Hi everyone, we’ve been working on benchmarking different open-source LLMs. We measure, in particular, on the performance of these models once finetued (via QLoRA) on classic NLP downstream tasks like summarization and classification. We also put particular emphasis on benchmarking inference time/cost for these models once deployed.

We’ve just ran our study on the new Zephyr-7B-beta model, a DPO-tuned version of Mistral-7B.

We first tested out-of-the-box performance of Zephyr for summarization under zero-shot and few-shot (for classification, we couldn’t do few-shot because of context length, and we haven’t tried zero-shot since most other open source models gave subpar results).
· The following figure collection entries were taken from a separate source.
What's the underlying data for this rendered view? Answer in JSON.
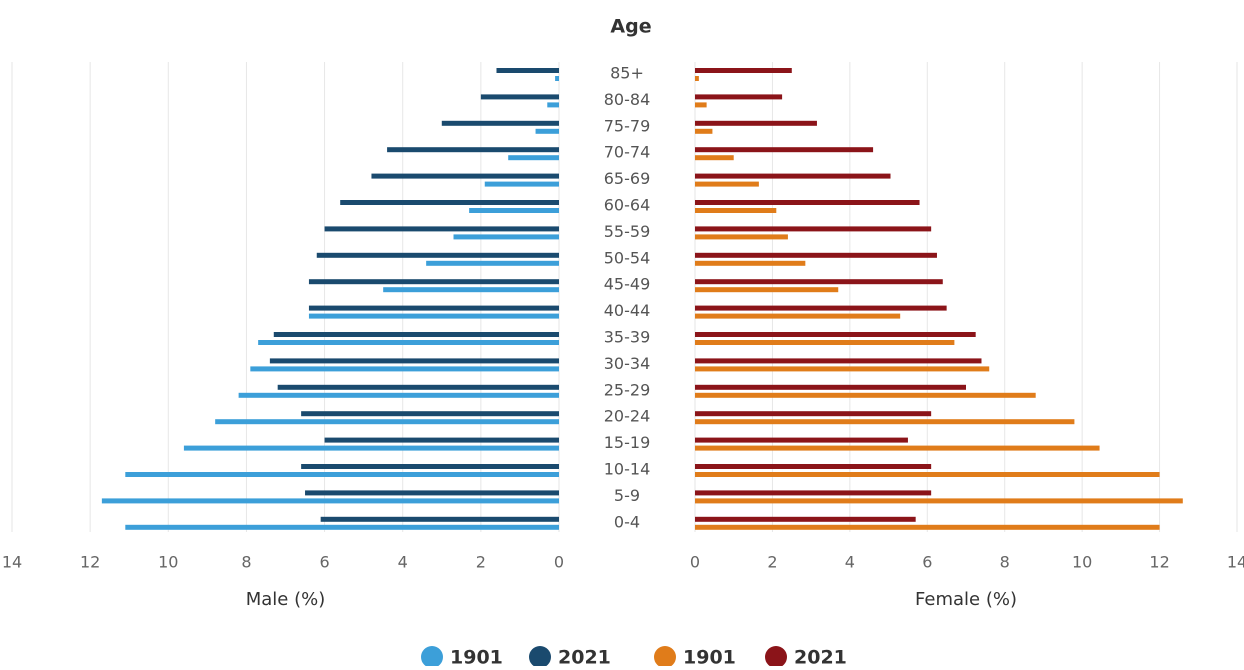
{
  "chart_data": {
    "type": "pyramid",
    "title": "Age",
    "categories": [
      "85+",
      "80-84",
      "75-79",
      "70-74",
      "65-69",
      "60-64",
      "55-59",
      "50-54",
      "45-49",
      "40-44",
      "35-39",
      "30-34",
      "25-29",
      "20-24",
      "15-19",
      "10-14",
      "5-9",
      "0-4"
    ],
    "grid": true,
    "left": {
      "xlabel": "Male (%)",
      "xlim": [
        0,
        14
      ],
      "xticks": [
        0,
        2,
        4,
        6,
        8,
        10,
        12,
        14
      ],
      "series": [
        {
          "name": "1901",
          "color": "#3c9fd9",
          "values": [
            0.1,
            0.3,
            0.6,
            1.3,
            1.9,
            2.3,
            2.7,
            3.4,
            4.5,
            6.4,
            7.7,
            7.9,
            8.2,
            8.8,
            9.6,
            11.1,
            11.7,
            11.1
          ]
        },
        {
          "name": "2021",
          "color": "#1a4a6e",
          "values": [
            1.6,
            2.0,
            3.0,
            4.4,
            4.8,
            5.6,
            6.0,
            6.2,
            6.4,
            6.4,
            7.3,
            7.4,
            7.2,
            6.6,
            6.0,
            6.6,
            6.5,
            6.1
          ]
        }
      ]
    },
    "right": {
      "xlabel": "Female (%)",
      "xlim": [
        0,
        14
      ],
      "xticks": [
        0,
        2,
        4,
        6,
        8,
        10,
        12,
        14
      ],
      "series": [
        {
          "name": "1901",
          "color": "#e07c1a",
          "values": [
            0.1,
            0.3,
            0.45,
            1.0,
            1.65,
            2.1,
            2.4,
            2.85,
            3.7,
            5.3,
            6.7,
            7.6,
            8.8,
            9.8,
            10.45,
            12.0,
            12.6,
            12.0
          ]
        },
        {
          "name": "2021",
          "color": "#8b1419",
          "values": [
            2.5,
            2.25,
            3.15,
            4.6,
            5.05,
            5.8,
            6.1,
            6.25,
            6.4,
            6.5,
            7.25,
            7.4,
            7.0,
            6.1,
            5.5,
            6.1,
            6.1,
            5.7
          ]
        }
      ]
    }
  }
}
Then we tested the performance after QLoRA fine-tuning and saw substantial performance boost (as it should). Afterwards we experimented levers we can pull to increase model performance (using NEFTune and/or finetuning on all modules as opposed to attention modules only).


Dataset Used: Newsgroup

Rank: 64

Method Zephyr-7B-β Zero-Shot Zephyr-7B-β Few-Shot Fine-Tuning + QLoRA Fine-Tuning + QLoRA + NEFTune Fine-Tuning + QLoRA + Full Module Tuning Fine-Tuning + QLoRA + NEFTune + Full Module Tuning
ROUGE-1 (in %) 33.93 35.99 52.84 52.97 53.50 53.05
ROUGE-2 (in %) 11.21 12.97 27.75 28.44 29.66 29.23
  • We see that zero-shot and few-shot performance is already pretty good out-of-the box
  • QLoRA was able to refine the syntactic style and pithiness of outputs to match that of the training set
  • NEFTune did not improve summarization performance noticeably
  • Tuning all modules (as opposed to attention modules) yielded slightly better results


Dataset Used: Samsum

Rank: 8

Training samples (fraction) Zephyr-7B-β Zephyr-7B-β w/ NEFTune Zephyr-7B-β w/ Full Module Tuning Zephyr-7B-β w/ NEFTune + Full Module Tuning
266 (2.5%) 46.05 49.61 65.36 67.23
533 (5%) 55.66 60.33 72.26 72.94
1066 (10%) 66.48 64.65 73.29 72.82
2666 (25%) 66.73 68.04 74.27 75.85
5332 (50%) 69.54 72.10 74.83 74.40
10664 (100%) 74.90 72.93 77.76 77.86
  • NEFTune boosted performance in low-data regimes
  • Tuning all modules has achived ~10x sample efficiency and better better performance at 100% traning fraction
  • No-Link-2778B
    10 months ago

    Will you consider the non-DPO one? There seems to be a downgrade on NLP tasks compared with the original SFT model.